The measure was confirmed as part of the coalition government’s autumn statement, which also saw plans announced to introduce a capital gains tax on property investments by overseas investors, after the coalition government initially announced its intention to change the definition of institutional investor during the 2013 Budget earlier this year.
Liz Peace, chief executive of the British Property Federation (BPF), said of the changes: “This will increase the attractiveness of UK investment property by making it easier for REITs to raise funds through joint ventures and co-investment arrangements.”
Ion Fletcher, director of finance at the organisation, added that it was very pleased the government had listened to its requests to alter the definition of institutional investor.
“By allowing overseas REITs to take significant interests in UK REITs,” Fletcher said, “the decision will ultimately increase the availability of capital to the UK market and at the same time promote the transfer of expertise, with widespread benefits for the whole industry.”

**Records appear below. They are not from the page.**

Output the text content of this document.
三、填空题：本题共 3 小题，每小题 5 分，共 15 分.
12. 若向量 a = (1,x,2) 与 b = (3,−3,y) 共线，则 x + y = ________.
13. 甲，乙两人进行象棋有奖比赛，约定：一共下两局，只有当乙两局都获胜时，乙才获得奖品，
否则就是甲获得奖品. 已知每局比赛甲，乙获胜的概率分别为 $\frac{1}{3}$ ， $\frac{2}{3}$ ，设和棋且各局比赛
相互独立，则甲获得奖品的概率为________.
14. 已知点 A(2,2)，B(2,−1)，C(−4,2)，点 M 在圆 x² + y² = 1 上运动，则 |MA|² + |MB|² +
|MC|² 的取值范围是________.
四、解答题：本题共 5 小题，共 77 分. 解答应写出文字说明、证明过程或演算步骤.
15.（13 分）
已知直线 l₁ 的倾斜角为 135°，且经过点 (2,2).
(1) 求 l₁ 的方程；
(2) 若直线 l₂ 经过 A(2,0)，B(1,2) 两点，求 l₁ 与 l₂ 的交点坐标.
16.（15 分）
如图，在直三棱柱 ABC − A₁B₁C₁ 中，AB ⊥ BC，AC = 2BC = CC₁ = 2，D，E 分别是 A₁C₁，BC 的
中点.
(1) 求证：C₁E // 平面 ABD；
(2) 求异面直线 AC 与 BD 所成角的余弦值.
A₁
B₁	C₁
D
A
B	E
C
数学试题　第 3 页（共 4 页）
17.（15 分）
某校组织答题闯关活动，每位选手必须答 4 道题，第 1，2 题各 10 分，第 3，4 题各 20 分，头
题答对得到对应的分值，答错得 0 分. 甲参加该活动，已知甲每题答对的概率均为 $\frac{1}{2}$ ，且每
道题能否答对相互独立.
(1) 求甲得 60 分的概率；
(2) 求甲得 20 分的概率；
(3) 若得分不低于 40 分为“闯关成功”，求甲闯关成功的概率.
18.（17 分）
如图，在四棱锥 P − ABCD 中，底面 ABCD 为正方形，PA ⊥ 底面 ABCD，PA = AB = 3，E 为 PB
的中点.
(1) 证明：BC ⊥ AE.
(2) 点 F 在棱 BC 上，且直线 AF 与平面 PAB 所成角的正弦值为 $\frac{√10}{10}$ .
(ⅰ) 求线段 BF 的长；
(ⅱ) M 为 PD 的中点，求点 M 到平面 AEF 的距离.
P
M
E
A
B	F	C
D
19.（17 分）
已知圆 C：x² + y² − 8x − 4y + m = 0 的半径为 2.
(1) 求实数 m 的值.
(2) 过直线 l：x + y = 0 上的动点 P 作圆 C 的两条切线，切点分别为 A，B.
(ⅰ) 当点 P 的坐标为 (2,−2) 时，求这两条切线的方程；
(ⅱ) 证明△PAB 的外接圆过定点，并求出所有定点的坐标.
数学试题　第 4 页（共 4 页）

Rosalind Rowe, real estate partner at PwC, noted that the government was reacting to a decline in debt since the “heady days of 2007”, when REITs were first launched in the UK.
“But the market has changed,” Rowe added. “REITs have responded to the lack of bank debt by accessing new sources of capital, including increasing the number of joint ventures in which they participate.”
She also said the move would allow the funds to be “more agile and diversify their holdings”.
“Treating a REIT as an institutional investor does not place any barriers on the percentage of shares one REIT group can hold in another,” she said. ”This will enable the REIT and its co-investor to choose independently when to exit.”